Have A Sweet New Year

Carter Segal

At the sundown of September 9th, the Jewish holiday of Rosh Hashanah began. This occasion marks the start of a new year on the Jewish calendar, and is filled with symbolic rituals and traditions. It also is the first of ten days of repenting your sins. On the tenth day, the holiday of Yom Kippur was celebrated. Yom Kippur and Rosh Hashanah are known as the two high holidays on the Jewish calendar.

Conservative and Orthodox Jews celebrate Rosh Hashanah for two days, while Refined, or Reform, observers celebrate for only one day. On the date of the high holidays, families will attend Synagogue services in the morning or at night. At these services we pray to G-d and those close to us to forgive our sins for the past year and contemplate how to prevent them from happening again. We also greet each other with the phrase  “L’shanah tovah”, which means ““May you be inscribed (in the Book of Life) for a good year.””. Another way we repent our sins is by throwing pieces of bread or stones into the ocean to symbolize throwing away our sins and our past mistakes.

Another custom that is carried out in temple is the blowing of the Shofar. The Shofar is a horn/trumpet that is typically made from the horn of a Ram. The Rabbis will typically blow four sequences of blow lengths and tones into the Shofar. The call “Te’Ki’Ah” consists of one long blast and symbolizes a call of worship. The call “Sh’Va’Rim” includes three medium length blows and represents the breaking of our past sins. The call “Te’Ru’Ah” has nine short, rapid blows which means victory in war. The final, and most dramatic call is called “Te’Ki’Ah Ge’Do’Lah”. This was the ancient call that was blown when the King arrived, or even to thank G-d for his mercy.

On the night of Rosh Hashanah, families will have a large dinner with relatives. Over wine, blessings are said for the food and for a successful new year. One of the more common Jewish foods is a round Challah, a type of plaited bread typically baked with raisins or chocolate chips. Challah is a staple of Jewish food and is baked for most holidays and occasions.

Another food commonly eaten during Rosh Hashanah is apples and honey, as well as other sweet honey-based foods. This is meant to signify the beginning of a sweet new year. Along with this, people are encouraged to try eating fruits that they have never had before to represent trying new things in their life for the upcoming year. Some exotic fruits include soursop, jackfruit, and monstera fruit.

Another less common fruits eaten during Rosh Hashanah is Pomegranate. It is consumed partly because it is unique, but also because of its large quantity of seeds. These seeds are meant to represent the many good deeds that you will do in the new year.

The final staple of a Rosh Hashanah dinner is the head of a fish. Rosh Hashanah is translated into English as the “head” of the year, so we eat the head of a fish. Another reason we eat fish is because fish are known to reproduce a lot, and is viewed as a sign of abundance.

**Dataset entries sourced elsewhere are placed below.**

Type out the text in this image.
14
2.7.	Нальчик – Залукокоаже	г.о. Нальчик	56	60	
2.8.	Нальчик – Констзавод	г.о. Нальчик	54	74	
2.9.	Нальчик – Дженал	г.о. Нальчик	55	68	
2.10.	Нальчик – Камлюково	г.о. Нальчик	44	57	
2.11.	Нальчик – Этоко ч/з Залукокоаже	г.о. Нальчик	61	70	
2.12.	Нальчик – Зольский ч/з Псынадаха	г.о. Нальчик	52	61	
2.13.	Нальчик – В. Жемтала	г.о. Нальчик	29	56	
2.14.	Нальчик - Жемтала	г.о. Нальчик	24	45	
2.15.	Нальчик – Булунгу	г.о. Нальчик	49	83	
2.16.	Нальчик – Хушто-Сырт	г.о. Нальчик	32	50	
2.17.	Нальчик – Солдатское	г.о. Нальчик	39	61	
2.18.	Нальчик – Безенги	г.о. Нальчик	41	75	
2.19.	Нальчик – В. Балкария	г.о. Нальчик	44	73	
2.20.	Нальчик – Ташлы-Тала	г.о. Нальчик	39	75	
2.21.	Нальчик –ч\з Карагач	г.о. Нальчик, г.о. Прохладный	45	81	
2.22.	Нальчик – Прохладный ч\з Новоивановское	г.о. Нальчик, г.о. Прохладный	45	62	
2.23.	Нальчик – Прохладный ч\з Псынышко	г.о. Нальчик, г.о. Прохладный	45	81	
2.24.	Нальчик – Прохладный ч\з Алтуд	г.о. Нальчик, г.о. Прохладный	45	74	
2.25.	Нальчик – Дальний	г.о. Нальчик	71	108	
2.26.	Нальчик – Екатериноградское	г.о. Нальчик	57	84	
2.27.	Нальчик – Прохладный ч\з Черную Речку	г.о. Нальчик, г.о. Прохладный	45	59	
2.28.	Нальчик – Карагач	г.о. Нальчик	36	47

Although we do not work during the new year, we are supposed to get haircuts and new clothes in order to create our “new” selves for the upcoming year. The clothes bought are traditionally white because white is known as a pure color. Another custom during the high holiday is to sleep and nap less, because a day as important as the Jewish New Year should not be wasted.

Ten days after the celebration of Rosh Hashanah, Yom Kippur is observed. This holiday is the Day of Atonement, where the faithful repent their sins in order to change for the better for the newly arrived year. On Yom Kippur, we fast in order to encourage our bodies to slow down so our minds can focus on inner cleansing. Although it’s tough to not eat for a day, the reward for atonement is a break fast dinner, where we celebrate with family. This is the Jewish year 5779, according to the Hebrew calendar; may you all be inscribed in this year’s Book of Life.